Let's say I wanted to use libc in Python. This can be easily done by

from ctypes import CDLL
from ctypes.util import find_library

libc_path = find_library('c')
libc = CDLL(libc_path)

Now, I know I could use ldconfig to get libc's abspath, but is there a way to acquire it from the CDLL object? Is there something that can be done with its _handle?

Update: Ok.

libdl = find_library('dl')
RTLD_DI_LINKMAP = 2
//libdl.dlinfo(libc._handle, RTLD_DI_LINKMAP, ???)

I need to redefine the link_map struct then?!

Answer 1

A handle in this context is basically a reference to the memory mapped library file.

However there are existing ways to achieve what what you want with the help of OS functions.

windows: Windows provides an API for this purpose called GetModuleFileName. Some example of usage is already here.
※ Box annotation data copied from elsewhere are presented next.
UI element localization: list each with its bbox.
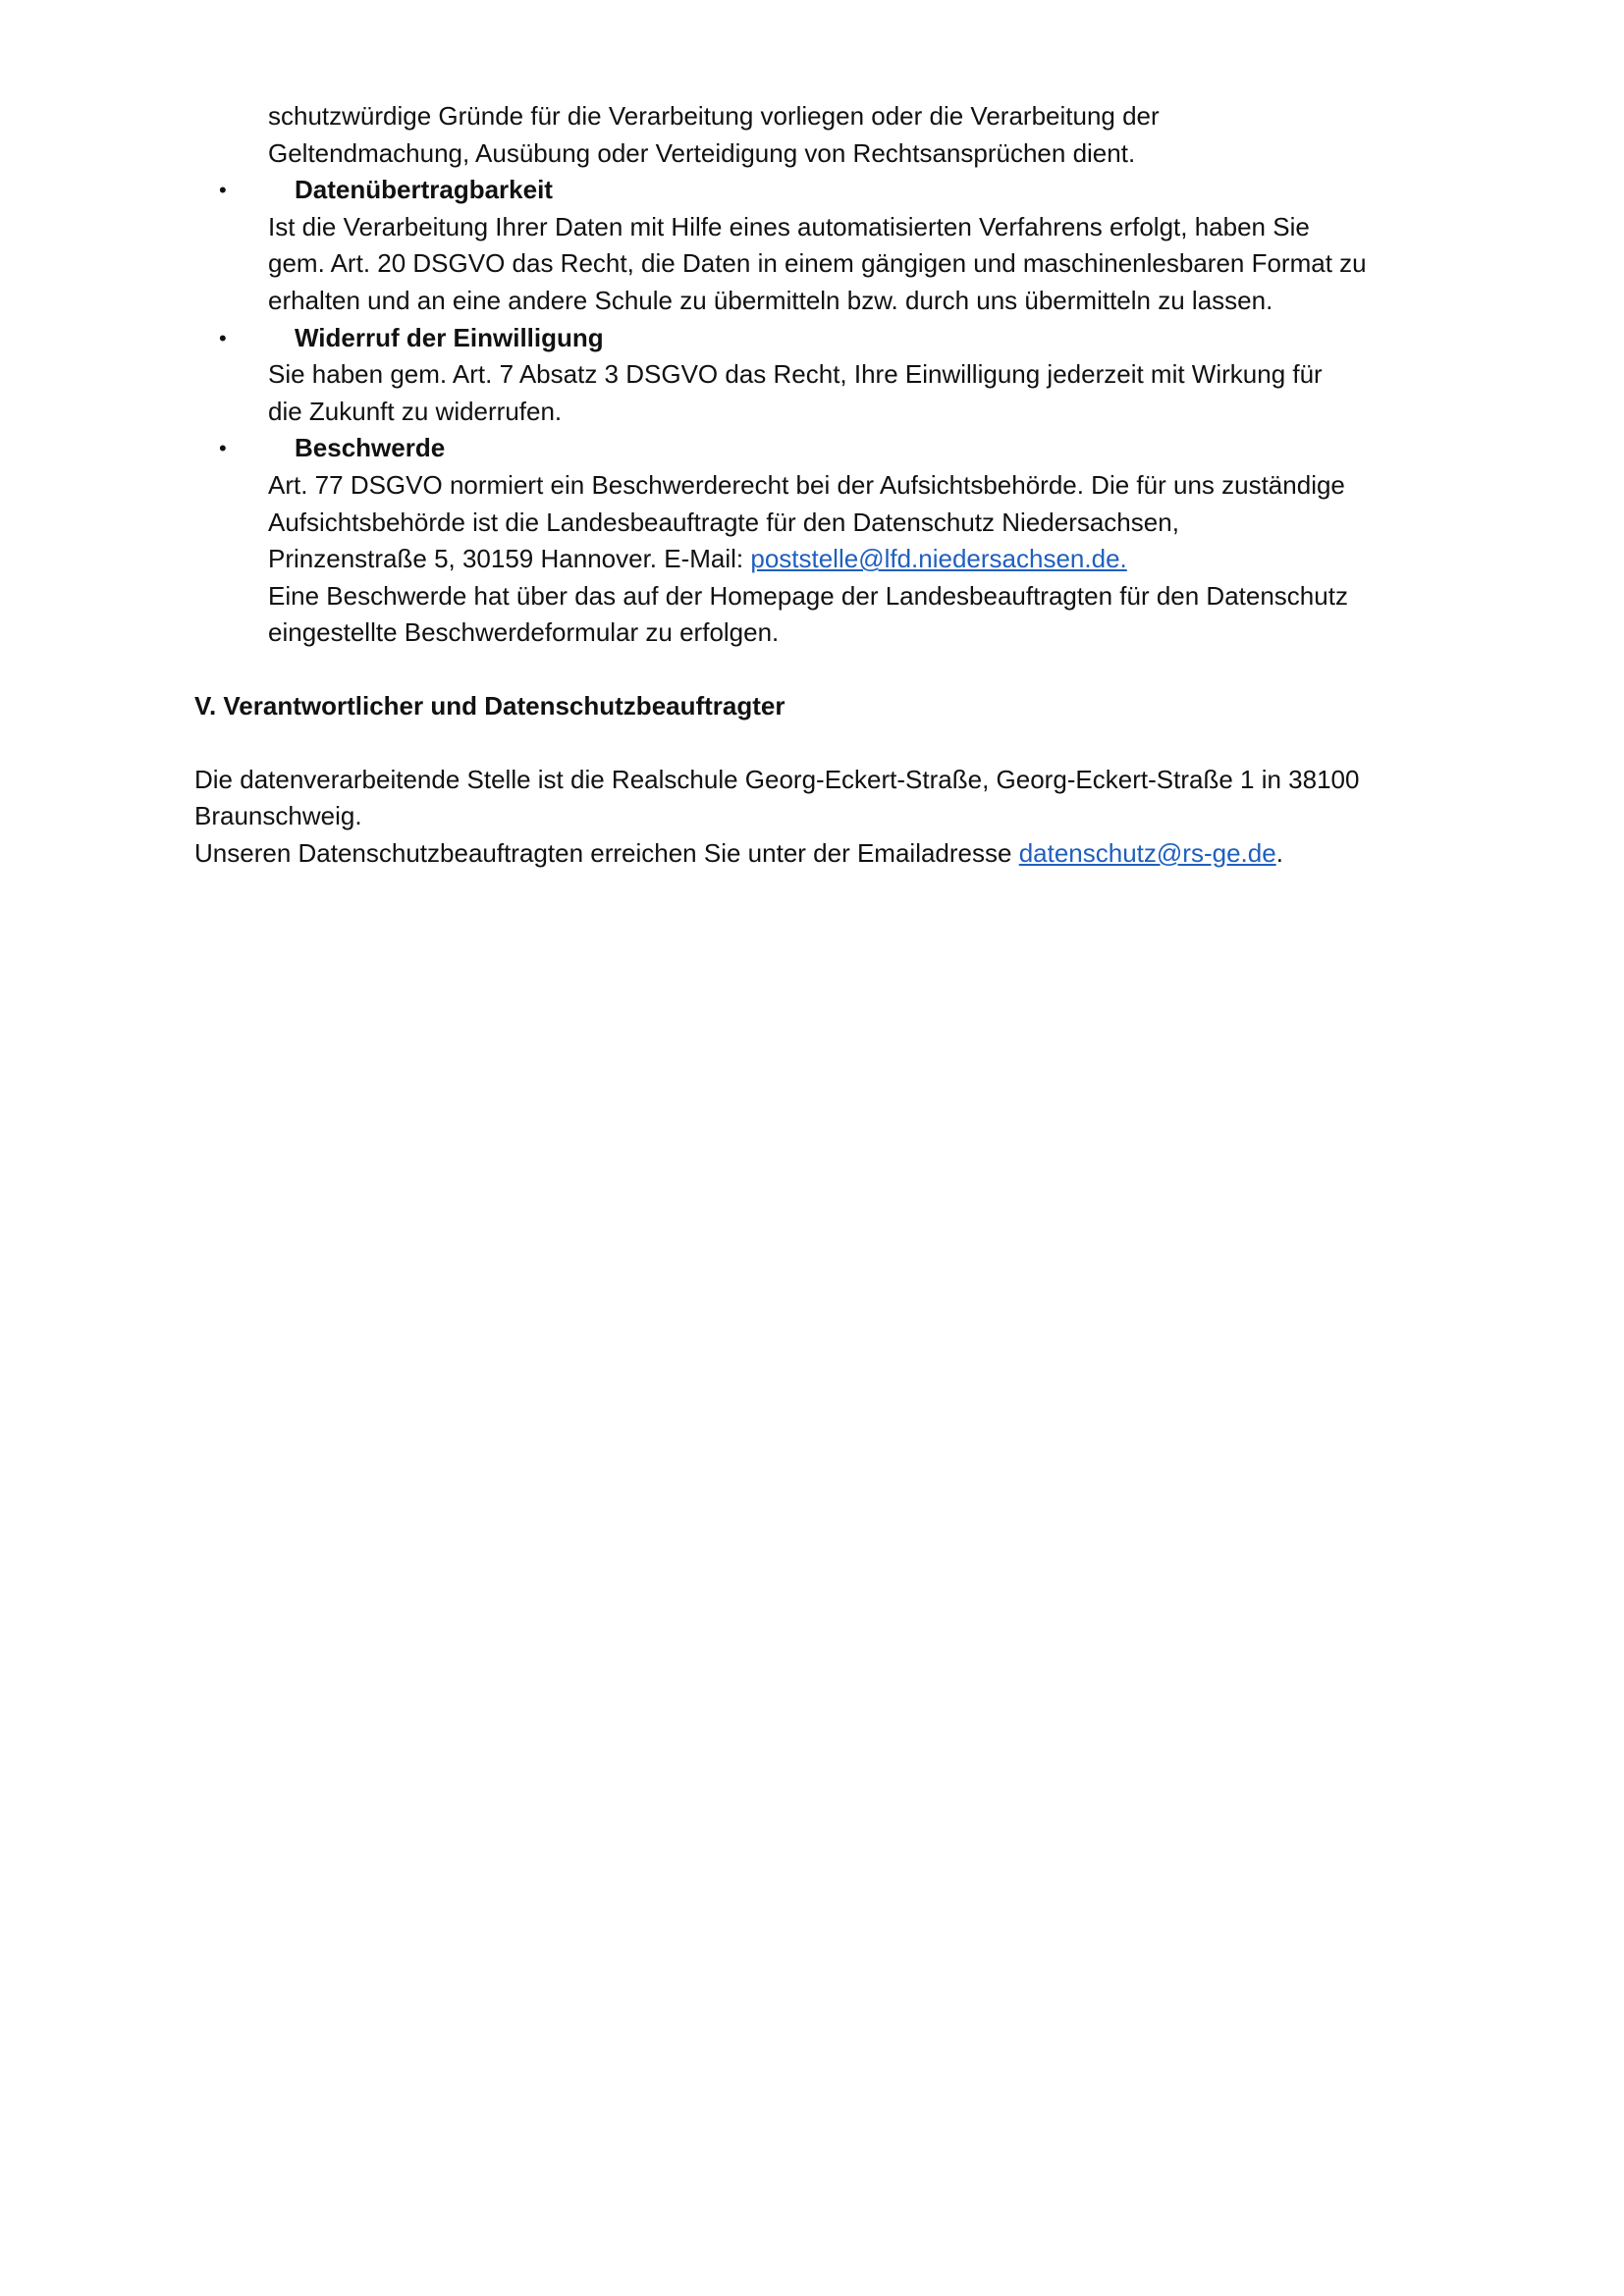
contact-suffix: . [1275, 837, 1283, 868]
section-heading: V. Verantwortlicher und Datenschutzbeauftragter [194, 690, 785, 721]
list-item-beschwerde [194, 430, 1439, 652]
list-item-body [268, 356, 1439, 430]
section-contact-line [194, 835, 1439, 873]
body-line: gem. Art. 20 DSGVO das Recht, die Daten in einem gängigen und maschinenlesbaren Format zu [268, 248, 1367, 279]
body-line: Aufsichtsbehörde ist die Landesbeauftragte für den Datenschutz Niedersachsen, [268, 507, 1179, 537]
document-page [194, 98, 1439, 872]
address-line [268, 541, 1439, 578]
section-line: Die datenverarbeitende Stelle ist die Realschule Georg-Eckert-Straße, Georg-Eckert-Straße 1 in 38100 [194, 764, 1360, 794]
body-line: eingestellte Beschwerdeformular zu erfolgen. [268, 617, 780, 648]
address-text: Prinzenstraße 5, 30159 Hannover. E-Mail: [268, 544, 751, 574]
list-item-widerruf [194, 320, 1439, 431]
section-line: Braunschweig. [194, 801, 362, 831]
list-item-title: Widerruf der Einwilligung [295, 322, 604, 352]
continuation-paragraph [268, 98, 1439, 172]
body-line: Sie haben gem. Art. 7 Absatz 3 DSGVO das Recht, Ihre Einwilligung jederzeit mit Wirkung für [268, 359, 1323, 390]
email-link-datenschutz[interactable]: datenschutz@rs-ge.de [1018, 837, 1276, 868]
bullet-icon: • [219, 325, 227, 350]
continuation-line: schutzwürdige Gründe für die Verarbeitung vorliegen oder die Verarbeitung der [268, 101, 1160, 131]
list-item-body [268, 467, 1439, 652]
contact-text: Unseren Datenschutzbeauftragten erreichen Sie unter der Emailadresse [194, 837, 1019, 868]
section-paragraph [194, 762, 1439, 873]
body-line: Ist die Verarbeitung Ihrer Daten mit Hilfe eines automatisierten Verfahrens erfolgt, haben Sie [268, 211, 1310, 241]
continuation-line: Geltendmachung, Ausübung oder Verteidigung von Rechtsansprüchen dient. [268, 137, 1136, 168]
list-item-title: Beschwerde [295, 433, 446, 463]
body-line: Art. 77 DSGVO normiert ein Beschwerderecht bei der Aufsichtsbehörde. Die für uns zuständige [268, 469, 1345, 500]
list-item-title: Datenübertragbarkeit [295, 175, 553, 205]
body-line: erhalten und an eine andere Schule zu übermitteln bzw. durch uns übermitteln zu lassen. [268, 285, 1273, 315]
list-item-datenuebertragbarkeit [194, 172, 1439, 319]
bullet-icon: • [219, 178, 227, 203]
body-line: Eine Beschwerde hat über das auf der Homepage der Landesbeauftragten für den Datenschutz [268, 580, 1348, 611]
list-item-body [268, 209, 1439, 320]
body-line: die Zukunft zu widerrufen. [268, 396, 563, 426]
email-link-poststelle[interactable]: poststelle@lfd.niedersachsen.de. [750, 544, 1127, 574]
bullet-icon: • [219, 436, 227, 461]
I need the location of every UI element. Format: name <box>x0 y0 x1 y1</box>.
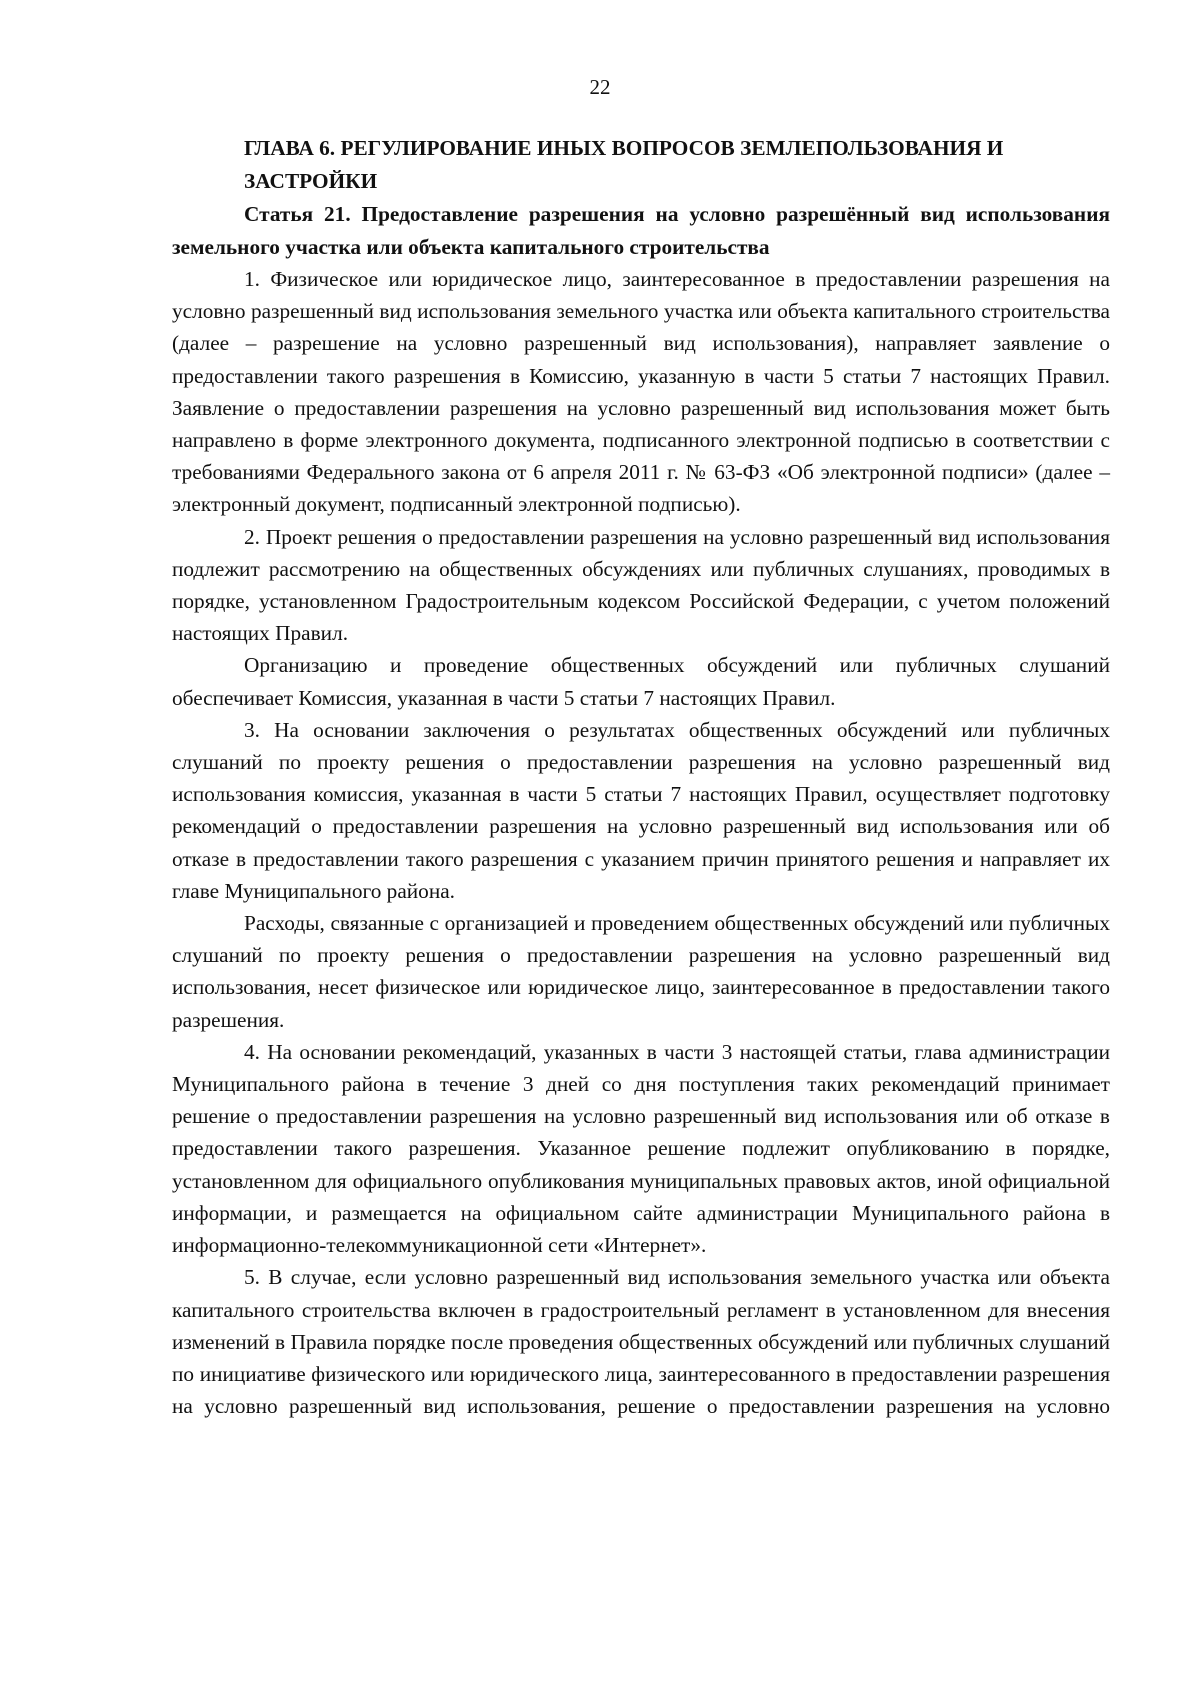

linux: There is existing a dlinfo function for this purpose, see here.

---

I played around with ctypes and here is my solution for linux based Systems. I have zero knowledge of ctypes so far, if there are any suggestions for improvement I appreciate them.

from ctypes import *
from ctypes.util import find_library

#linkmap structure, we only need the second entry
class LINKMAP(Structure):
    _fields_ = [
        ("l_addr", c_void_p),
        ("l_name", c_char_p)
    ]

libc = CDLL(find_library('c'))
libdl = CDLL(find_library('dl'))

dlinfo = libdl.dlinfo
dlinfo.argtypes  = c_void_p, c_int, c_void_p
dlinfo.restype = c_int

#gets typecasted later, I dont know how to create a ctypes struct pointer instance
lmptr = c_void_p()

#2 equals RTLD_DI_LINKMAP, pass pointer by reference
dlinfo(libc._handle, 2, byref(lmptr))

#typecast to a linkmap pointer and retrieve the name.
abspath = cast(lmptr, POINTER(LINKMAP)).contents.l_name

print(abspath)